Nos EUA e no Reino Unido, onde a aprovação regulatória para as vacinas já foi dada e programas de vacinação em massa estão sendo planejados, alguns até sugeriram que a vida poderia voltar ao normal no início de 2021.
Mas muitos cientistas e especialistas em saúde global estão alertando que as vacinas, com suprimentos iniciais limitados e distribuição a grupos selecionados, embora protegendo grupos vulneráveis e profissionais de saúde da linha de frente, provavelmente não nos transportarão de volta ao nosso antigo modo de vida tão cedo.
Foi o que disse o próprio diretor-geral da OMS, Tedros Ghebreyesus.
"Uma vacina irá complementar as outras ferramentas que temos, não substituí-las", disse ele. "Uma vacina por si só não vai acabar com a pandemia."
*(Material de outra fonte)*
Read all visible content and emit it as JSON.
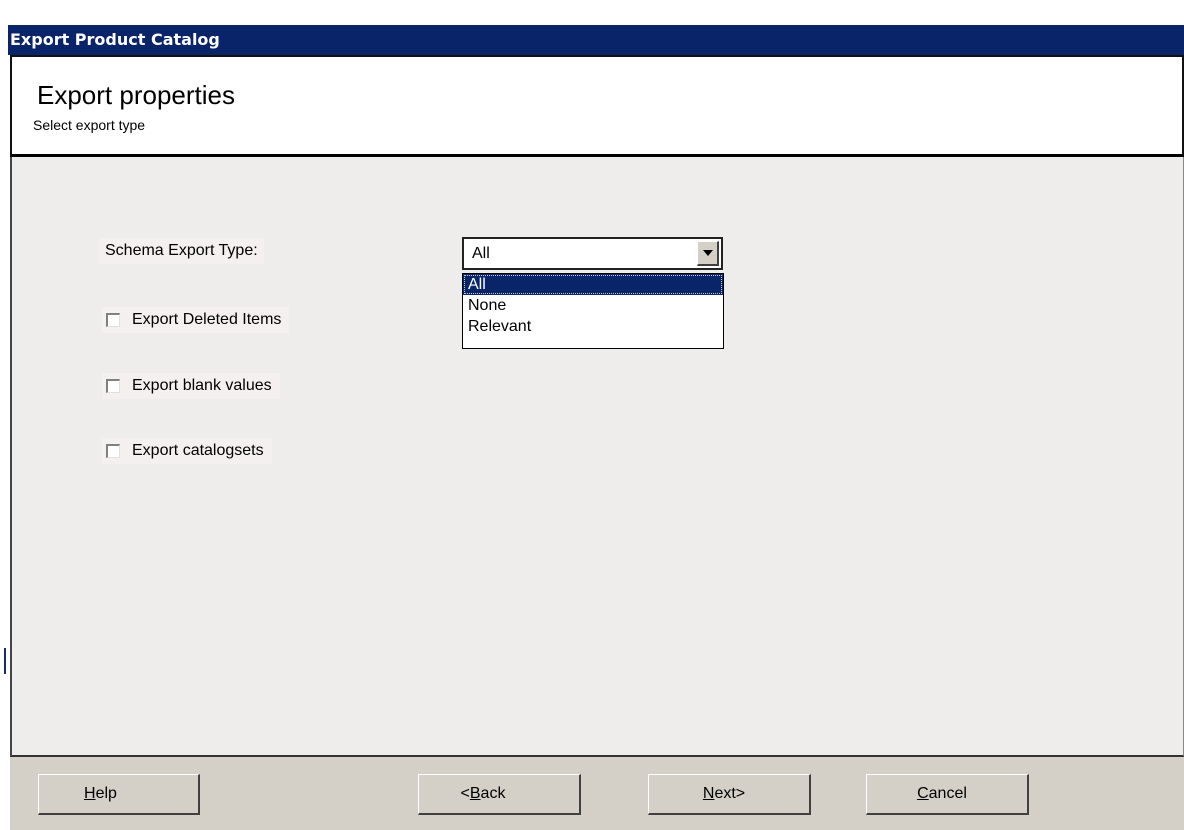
{
  "window": {
    "title": "Export Product Catalog"
  },
  "header": {
    "title": "Export properties",
    "subtitle": "Select export type"
  },
  "form": {
    "schema_label": "Schema Export Type:",
    "schema_value": "All",
    "schema_options": [
      "All",
      "None",
      "Relevant"
    ],
    "checkboxes": [
      {
        "label": "Export Deleted Items",
        "checked": false
      },
      {
        "label": "Export blank values",
        "checked": false
      },
      {
        "label": "Export catalogsets",
        "checked": false
      }
    ]
  },
  "buttons": {
    "help": {
      "accel": "H",
      "rest": "elp"
    },
    "back": {
      "prefix": "<",
      "accel": "B",
      "rest": "ack"
    },
    "next": {
      "accel": "N",
      "rest": "ext>"
    },
    "cancel": {
      "accel": "C",
      "rest": "ancel"
    }
  },
  "colors": {
    "titlebar": "#0a246a",
    "panel": "#eeedeb",
    "button_face": "#d4d0c8"
  }
}
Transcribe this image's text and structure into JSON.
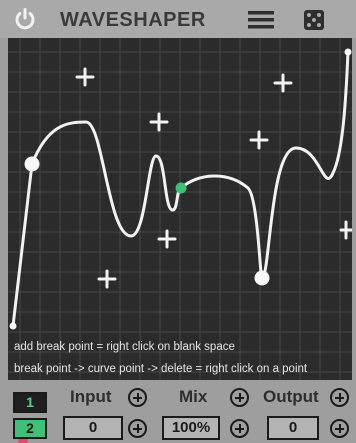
{
  "header": {
    "title": "WAVESHAPER",
    "power_icon": "power-icon",
    "menu_icon": "hamburger-menu-icon",
    "random_icon": "dice-icon"
  },
  "graph": {
    "help_line_1": "add break point = right click on blank space",
    "help_line_2": "break point -> curve point -> delete = right click on a point",
    "curve_color": "#f2f2f2",
    "grid_color": "#4a4a4a",
    "background_color": "#2b2b2b",
    "curve_point_color": "#3fbf78"
  },
  "bottom": {
    "tabs": [
      "1",
      "2"
    ],
    "selected_tab": "2",
    "input": {
      "label": "Input",
      "value": "0"
    },
    "mix": {
      "label": "Mix",
      "value": "100%"
    },
    "output": {
      "label": "Output",
      "value": "0"
    }
  }
}
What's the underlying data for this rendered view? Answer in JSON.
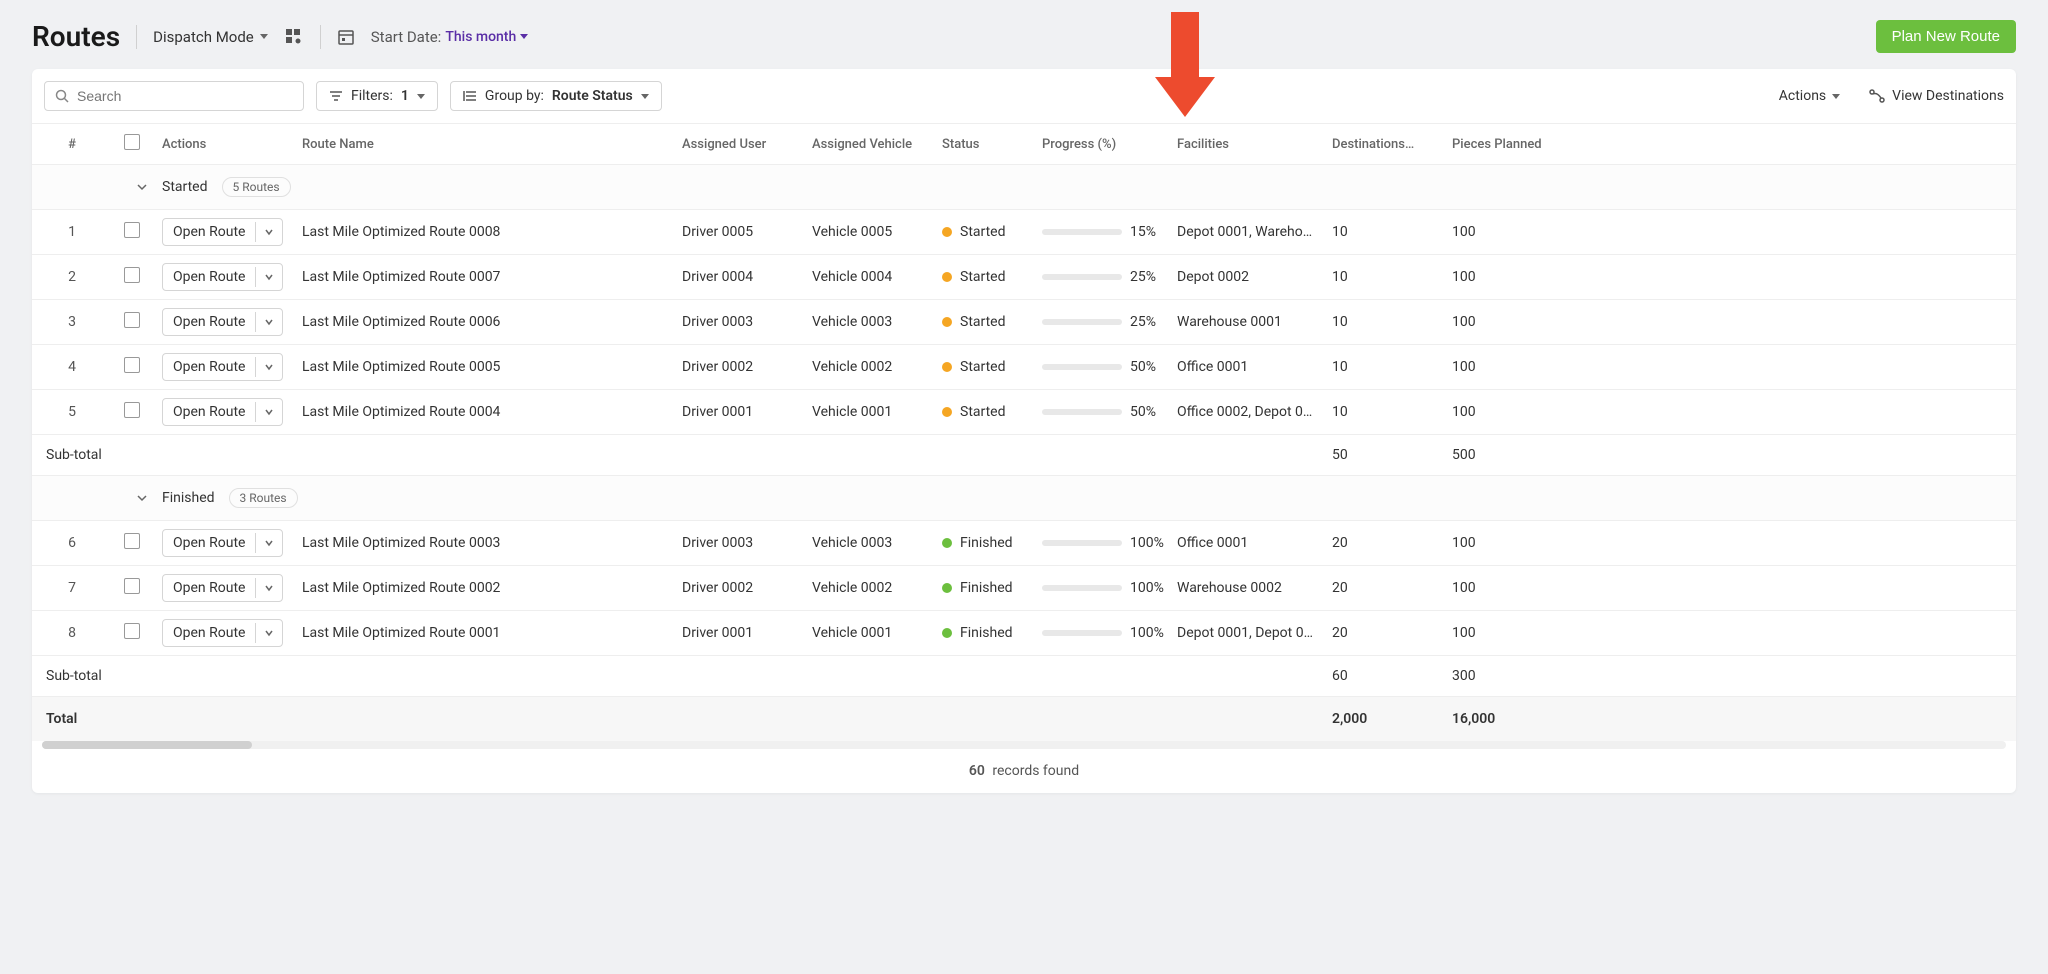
{
  "header": {
    "title": "Routes",
    "mode_label": "Dispatch Mode",
    "start_date_label": "Start Date:",
    "start_date_value": "This month",
    "plan_button": "Plan New Route"
  },
  "toolbar": {
    "search_placeholder": "Search",
    "filters_label": "Filters:",
    "filters_count": "1",
    "groupby_label": "Group by:",
    "groupby_value": "Route Status",
    "actions_label": "Actions",
    "view_destinations": "View Destinations"
  },
  "columns": {
    "num": "#",
    "actions": "Actions",
    "route_name": "Route Name",
    "assigned_user": "Assigned User",
    "assigned_vehicle": "Assigned Vehicle",
    "status": "Status",
    "progress": "Progress (%)",
    "facilities": "Facilities",
    "destinations": "Destinations…",
    "pieces": "Pieces Planned"
  },
  "open_route_label": "Open Route",
  "groups": [
    {
      "name": "Started",
      "count_label": "5 Routes",
      "rows": [
        {
          "n": "1",
          "name": "Last Mile Optimized Route 0008",
          "user": "Driver 0005",
          "vehicle": "Vehicle 0005",
          "status": "Started",
          "dot": "orange",
          "progress": 15,
          "progress_label": "15%",
          "facilities": "Depot 0001, Wareho…",
          "dest": "10",
          "pieces": "100"
        },
        {
          "n": "2",
          "name": "Last Mile Optimized Route 0007",
          "user": "Driver 0004",
          "vehicle": "Vehicle 0004",
          "status": "Started",
          "dot": "orange",
          "progress": 25,
          "progress_label": "25%",
          "facilities": "Depot 0002",
          "dest": "10",
          "pieces": "100"
        },
        {
          "n": "3",
          "name": "Last Mile Optimized Route 0006",
          "user": "Driver 0003",
          "vehicle": "Vehicle 0003",
          "status": "Started",
          "dot": "orange",
          "progress": 25,
          "progress_label": "25%",
          "facilities": "Warehouse 0001",
          "dest": "10",
          "pieces": "100"
        },
        {
          "n": "4",
          "name": "Last Mile Optimized Route 0005",
          "user": "Driver 0002",
          "vehicle": "Vehicle 0002",
          "status": "Started",
          "dot": "orange",
          "progress": 50,
          "progress_label": "50%",
          "facilities": "Office 0001",
          "dest": "10",
          "pieces": "100"
        },
        {
          "n": "5",
          "name": "Last Mile Optimized Route 0004",
          "user": "Driver 0001",
          "vehicle": "Vehicle 0001",
          "status": "Started",
          "dot": "orange",
          "progress": 50,
          "progress_label": "50%",
          "facilities": "Office 0002, Depot 0…",
          "dest": "10",
          "pieces": "100"
        }
      ],
      "subtotal": {
        "label": "Sub-total",
        "dest": "50",
        "pieces": "500"
      }
    },
    {
      "name": "Finished",
      "count_label": "3 Routes",
      "rows": [
        {
          "n": "6",
          "name": "Last Mile Optimized Route 0003",
          "user": "Driver 0003",
          "vehicle": "Vehicle 0003",
          "status": "Finished",
          "dot": "green",
          "progress": 100,
          "progress_label": "100%",
          "facilities": "Office 0001",
          "dest": "20",
          "pieces": "100"
        },
        {
          "n": "7",
          "name": "Last Mile Optimized Route 0002",
          "user": "Driver 0002",
          "vehicle": "Vehicle 0002",
          "status": "Finished",
          "dot": "green",
          "progress": 100,
          "progress_label": "100%",
          "facilities": "Warehouse 0002",
          "dest": "20",
          "pieces": "100"
        },
        {
          "n": "8",
          "name": "Last Mile Optimized Route 0001",
          "user": "Driver 0001",
          "vehicle": "Vehicle 0001",
          "status": "Finished",
          "dot": "green",
          "progress": 100,
          "progress_label": "100%",
          "facilities": "Depot 0001, Depot 0…",
          "dest": "20",
          "pieces": "100"
        }
      ],
      "subtotal": {
        "label": "Sub-total",
        "dest": "60",
        "pieces": "300"
      }
    }
  ],
  "total": {
    "label": "Total",
    "dest": "2,000",
    "pieces": "16,000"
  },
  "footer": {
    "count": "60",
    "label": "records found"
  }
}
Uma explicação para essa lacuna de expectativas, entre o otimismo de alguns políticos e do público, por um lado, e a hesitação de muitos profissionais da ciência por outro, poderia ser, em parte, a falta de compreensão de quão grande é a missão de obter vacinas suficientes para um número considerável de pessoas.
O que muitos de nós talvez não percebam é que, quando falamos de doenças infecciosas (aquelas que passam de pessoa para pessoa), para proteger verdadeiramente a todos, precisamos vacinar em grande número.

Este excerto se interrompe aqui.